A more stable budget outlook, in turn, has benefits for the economy.
The less money the government has to borrow to pay its bills, the more is left for investment in new goods and services. Alternatively, the nation will be less reliant on foreign lenders to fund that investment – debt that siphons away a portion of national wealth.
"Unexpectedly strong revenue growth" has improved the outlook quite a bit, says Mr. McMullen.
In the CBO projections, for example, the nation's public debt is forecast to fall from 37 percent of GDP in 2006 to 30.5 percent of GDP in 2012.
In the longer run, the rise of entitlements such as Medicare could force difficult choices to keep that debt from rising again.

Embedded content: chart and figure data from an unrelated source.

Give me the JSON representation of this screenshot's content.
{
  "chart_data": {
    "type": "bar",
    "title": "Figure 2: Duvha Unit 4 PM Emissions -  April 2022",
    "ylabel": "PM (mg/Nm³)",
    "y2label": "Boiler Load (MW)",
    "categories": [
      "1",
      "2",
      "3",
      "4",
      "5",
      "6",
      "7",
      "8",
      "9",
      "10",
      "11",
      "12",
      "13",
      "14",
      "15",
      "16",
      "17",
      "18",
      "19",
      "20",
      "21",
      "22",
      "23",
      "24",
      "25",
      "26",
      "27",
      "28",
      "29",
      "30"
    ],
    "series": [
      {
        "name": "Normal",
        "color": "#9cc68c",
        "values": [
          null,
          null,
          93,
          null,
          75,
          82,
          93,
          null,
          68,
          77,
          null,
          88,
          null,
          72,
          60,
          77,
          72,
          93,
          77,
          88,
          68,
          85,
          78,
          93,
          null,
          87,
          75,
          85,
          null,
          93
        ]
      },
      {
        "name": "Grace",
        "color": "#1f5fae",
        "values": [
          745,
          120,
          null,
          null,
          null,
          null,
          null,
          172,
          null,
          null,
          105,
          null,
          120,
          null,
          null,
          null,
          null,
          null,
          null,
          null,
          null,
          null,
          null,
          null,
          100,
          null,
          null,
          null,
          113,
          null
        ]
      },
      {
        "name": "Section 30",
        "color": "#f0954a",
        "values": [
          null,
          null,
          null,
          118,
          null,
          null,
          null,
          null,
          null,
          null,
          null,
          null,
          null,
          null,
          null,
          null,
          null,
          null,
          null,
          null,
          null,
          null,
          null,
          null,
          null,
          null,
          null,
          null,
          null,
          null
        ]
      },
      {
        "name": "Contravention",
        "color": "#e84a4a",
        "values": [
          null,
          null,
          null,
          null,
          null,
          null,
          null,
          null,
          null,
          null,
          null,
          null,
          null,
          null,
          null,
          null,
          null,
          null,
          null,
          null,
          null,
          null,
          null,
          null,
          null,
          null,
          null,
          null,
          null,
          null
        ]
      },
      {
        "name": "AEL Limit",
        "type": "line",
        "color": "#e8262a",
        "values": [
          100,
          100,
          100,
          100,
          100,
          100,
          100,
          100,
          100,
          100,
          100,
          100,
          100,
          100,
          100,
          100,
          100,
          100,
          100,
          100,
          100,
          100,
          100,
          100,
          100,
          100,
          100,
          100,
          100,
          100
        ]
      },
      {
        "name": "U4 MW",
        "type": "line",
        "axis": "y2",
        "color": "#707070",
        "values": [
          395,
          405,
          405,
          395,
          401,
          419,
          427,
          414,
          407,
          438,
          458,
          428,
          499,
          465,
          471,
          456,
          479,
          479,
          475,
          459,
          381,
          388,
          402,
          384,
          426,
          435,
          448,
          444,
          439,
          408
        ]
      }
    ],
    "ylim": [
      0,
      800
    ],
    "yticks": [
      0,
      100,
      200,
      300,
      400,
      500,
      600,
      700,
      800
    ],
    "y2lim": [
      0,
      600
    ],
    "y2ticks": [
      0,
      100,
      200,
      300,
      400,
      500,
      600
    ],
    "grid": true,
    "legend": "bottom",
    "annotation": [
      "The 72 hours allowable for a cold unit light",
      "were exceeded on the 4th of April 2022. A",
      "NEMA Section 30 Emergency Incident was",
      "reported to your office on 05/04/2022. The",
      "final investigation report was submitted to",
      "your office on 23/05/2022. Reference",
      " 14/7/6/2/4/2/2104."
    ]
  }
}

Conservatives say it will be vital to contain costs. "If nothing changes in Washington then both revenues and spending will be higher," says Chris Edwards, a tax expert at the libertarian Cato Institute in Washington. "It'll hammer the economy," he says, as government takes a larger share of GDP.
Others say the answer will probably involve tax hikes as well as some reductions in promised entitlement benefits – and that a modest increase in taxes need not damage economic growth.
Both sides agree on the need to tame medical inflation, if not on how to do it.
"If we were able to reduce the growth of the cost of healthcare," says Horney, "that would definitely be good for the economy."